Un homme armé affronte un homme nu et sans défense. Il entreprend de le frapper, de le fouetter, de le lacérer et regarde la douleur qu'il provoque briser non seulement le corps de sa victime, mais son être sur cette terre en le transformant en un cri, une supplique, un simple organisme qui ne contrôle plus ses excréments. Puis il reprend ses coups de fouet, cette fois sur le sang et la chair à vif, dans l'exercice d’humiliation le plus barbare. Qu'éprouve ce bourreau juste avant l'instant où, il le sait, l'inconscience va succéder à l'insupportable ? Qu'est ce qui le pousse à faire cela ? Qu'est ce qui l'empêche d'arrêter ? Qu'est ce qui l'incite à continuer ? J'irai même plus loin : pour quelle raison l'autre, la victime qui cesse peu à peu d'être un homme, considère-t-il que s'abandonner au mal extrême peut rapporter, à lui ou à qui que ce soit ,un quelconque bénéfice ?

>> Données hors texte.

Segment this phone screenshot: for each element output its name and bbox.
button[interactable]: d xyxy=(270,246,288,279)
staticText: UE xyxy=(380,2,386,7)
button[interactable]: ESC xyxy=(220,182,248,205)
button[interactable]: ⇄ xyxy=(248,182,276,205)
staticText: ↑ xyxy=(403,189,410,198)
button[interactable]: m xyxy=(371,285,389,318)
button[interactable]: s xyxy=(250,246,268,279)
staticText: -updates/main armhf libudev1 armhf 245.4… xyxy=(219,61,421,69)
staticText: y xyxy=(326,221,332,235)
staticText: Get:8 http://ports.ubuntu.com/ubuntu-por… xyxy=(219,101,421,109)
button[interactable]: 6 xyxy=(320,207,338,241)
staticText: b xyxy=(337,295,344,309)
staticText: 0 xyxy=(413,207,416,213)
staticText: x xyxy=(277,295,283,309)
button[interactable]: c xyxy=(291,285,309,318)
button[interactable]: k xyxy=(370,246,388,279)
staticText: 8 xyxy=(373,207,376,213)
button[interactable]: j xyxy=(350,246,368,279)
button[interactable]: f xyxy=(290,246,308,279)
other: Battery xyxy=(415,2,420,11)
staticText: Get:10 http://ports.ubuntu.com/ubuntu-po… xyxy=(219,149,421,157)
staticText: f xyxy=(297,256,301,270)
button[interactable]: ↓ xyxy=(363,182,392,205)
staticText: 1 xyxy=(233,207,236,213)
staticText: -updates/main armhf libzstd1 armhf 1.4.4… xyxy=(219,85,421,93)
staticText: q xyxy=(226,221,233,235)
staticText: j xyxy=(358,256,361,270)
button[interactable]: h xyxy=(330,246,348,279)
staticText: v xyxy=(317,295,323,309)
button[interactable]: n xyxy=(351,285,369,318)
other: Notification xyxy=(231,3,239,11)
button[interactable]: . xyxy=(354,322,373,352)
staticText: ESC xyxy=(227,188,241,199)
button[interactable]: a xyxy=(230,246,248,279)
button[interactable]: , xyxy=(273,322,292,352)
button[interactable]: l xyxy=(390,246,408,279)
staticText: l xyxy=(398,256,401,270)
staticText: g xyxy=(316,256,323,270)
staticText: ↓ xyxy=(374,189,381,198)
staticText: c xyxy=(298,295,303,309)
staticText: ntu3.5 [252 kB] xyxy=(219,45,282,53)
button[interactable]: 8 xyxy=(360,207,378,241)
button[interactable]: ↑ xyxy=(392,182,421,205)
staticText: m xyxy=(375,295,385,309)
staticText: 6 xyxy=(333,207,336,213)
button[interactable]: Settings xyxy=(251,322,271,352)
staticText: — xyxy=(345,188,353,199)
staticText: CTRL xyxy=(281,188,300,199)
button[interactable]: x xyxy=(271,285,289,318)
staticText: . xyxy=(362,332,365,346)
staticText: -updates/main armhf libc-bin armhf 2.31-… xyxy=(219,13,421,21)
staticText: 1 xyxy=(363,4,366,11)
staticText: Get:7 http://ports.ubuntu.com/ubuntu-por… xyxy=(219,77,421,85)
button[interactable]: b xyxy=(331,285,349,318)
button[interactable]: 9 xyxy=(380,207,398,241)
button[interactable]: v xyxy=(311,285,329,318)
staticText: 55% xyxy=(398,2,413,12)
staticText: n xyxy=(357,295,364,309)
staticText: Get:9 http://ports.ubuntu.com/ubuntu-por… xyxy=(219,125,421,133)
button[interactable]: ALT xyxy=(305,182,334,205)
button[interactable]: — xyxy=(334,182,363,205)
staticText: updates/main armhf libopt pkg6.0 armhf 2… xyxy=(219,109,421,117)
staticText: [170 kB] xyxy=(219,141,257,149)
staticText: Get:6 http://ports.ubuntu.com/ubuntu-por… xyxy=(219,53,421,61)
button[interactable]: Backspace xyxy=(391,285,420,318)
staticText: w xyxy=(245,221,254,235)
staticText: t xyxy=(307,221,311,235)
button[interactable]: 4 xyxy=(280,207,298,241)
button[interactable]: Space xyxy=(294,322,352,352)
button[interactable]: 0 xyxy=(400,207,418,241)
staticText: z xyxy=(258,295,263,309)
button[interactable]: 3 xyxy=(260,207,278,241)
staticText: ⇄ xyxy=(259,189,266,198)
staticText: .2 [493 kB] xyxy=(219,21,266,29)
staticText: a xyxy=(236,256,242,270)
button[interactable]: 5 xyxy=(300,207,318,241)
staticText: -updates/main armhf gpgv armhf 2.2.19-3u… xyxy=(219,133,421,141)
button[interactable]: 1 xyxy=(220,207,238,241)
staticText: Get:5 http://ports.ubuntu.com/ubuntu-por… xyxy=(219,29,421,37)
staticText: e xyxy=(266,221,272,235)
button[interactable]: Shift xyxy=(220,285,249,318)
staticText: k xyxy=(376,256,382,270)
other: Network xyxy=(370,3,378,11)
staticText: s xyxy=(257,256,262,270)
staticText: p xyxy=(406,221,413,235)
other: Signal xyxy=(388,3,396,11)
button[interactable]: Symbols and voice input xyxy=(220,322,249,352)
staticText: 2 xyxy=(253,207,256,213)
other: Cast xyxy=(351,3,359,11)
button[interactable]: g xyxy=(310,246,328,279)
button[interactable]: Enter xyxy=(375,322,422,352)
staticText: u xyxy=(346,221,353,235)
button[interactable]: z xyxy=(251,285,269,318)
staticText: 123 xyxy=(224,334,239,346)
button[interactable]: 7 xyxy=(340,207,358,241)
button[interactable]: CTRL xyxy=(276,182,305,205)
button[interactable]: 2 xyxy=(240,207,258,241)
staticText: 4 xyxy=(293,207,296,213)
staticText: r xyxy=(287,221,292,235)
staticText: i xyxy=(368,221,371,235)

La rue Joaquin Costa dans le quartier du Raval à Barcelone est un territoire de Philippins, de Pakistanais, de quelques Marocains et d’une horde de pouilleux qui tiennent à peine debout. Deux ou trois bars à cocktails égarés attirent à la tombée du jour quelques jeunes modernes et une poignée d’aspirants à la condition d’intellectuel tatoué, sans changer d’un iota la nature de l’étroit passage sale. Si on y prête attention, on peut observer sur les petits balcons des fillettes en culotte en train d’attendre que leur mère obtienne du client une éjaculation rapide. S’il y avait des assassinats en ville, ils pourraient facilement se produire dans cette rue et ses environs. Mais il n’y a pas d’assassinats, et sur les trottoirs s’entassent des ordures, des ivrognes, des vendeurs ambulants, de jeunes dealers de méthamphétamine orientale, de la graisse de kebab, quelques tomates écrasées en décomposition, et des étudiants.
La calle del Leon, la rue du Lion, est sa parallèle, plus sombre, moins évidente et peu plus propre que Joaquin Costa. Elles sont reliées par deux autres rues, Paloma, la Colombe, et Tigre : un zoo pour lequel la détective Victoria Gonzales ressentait la même fascination que quand, dix ans plus tôt, elle avait décidé d’ouvrir à cet endroit un cabinet de détective privée, façon de s’inventer un personnage qui tempère ses addictions.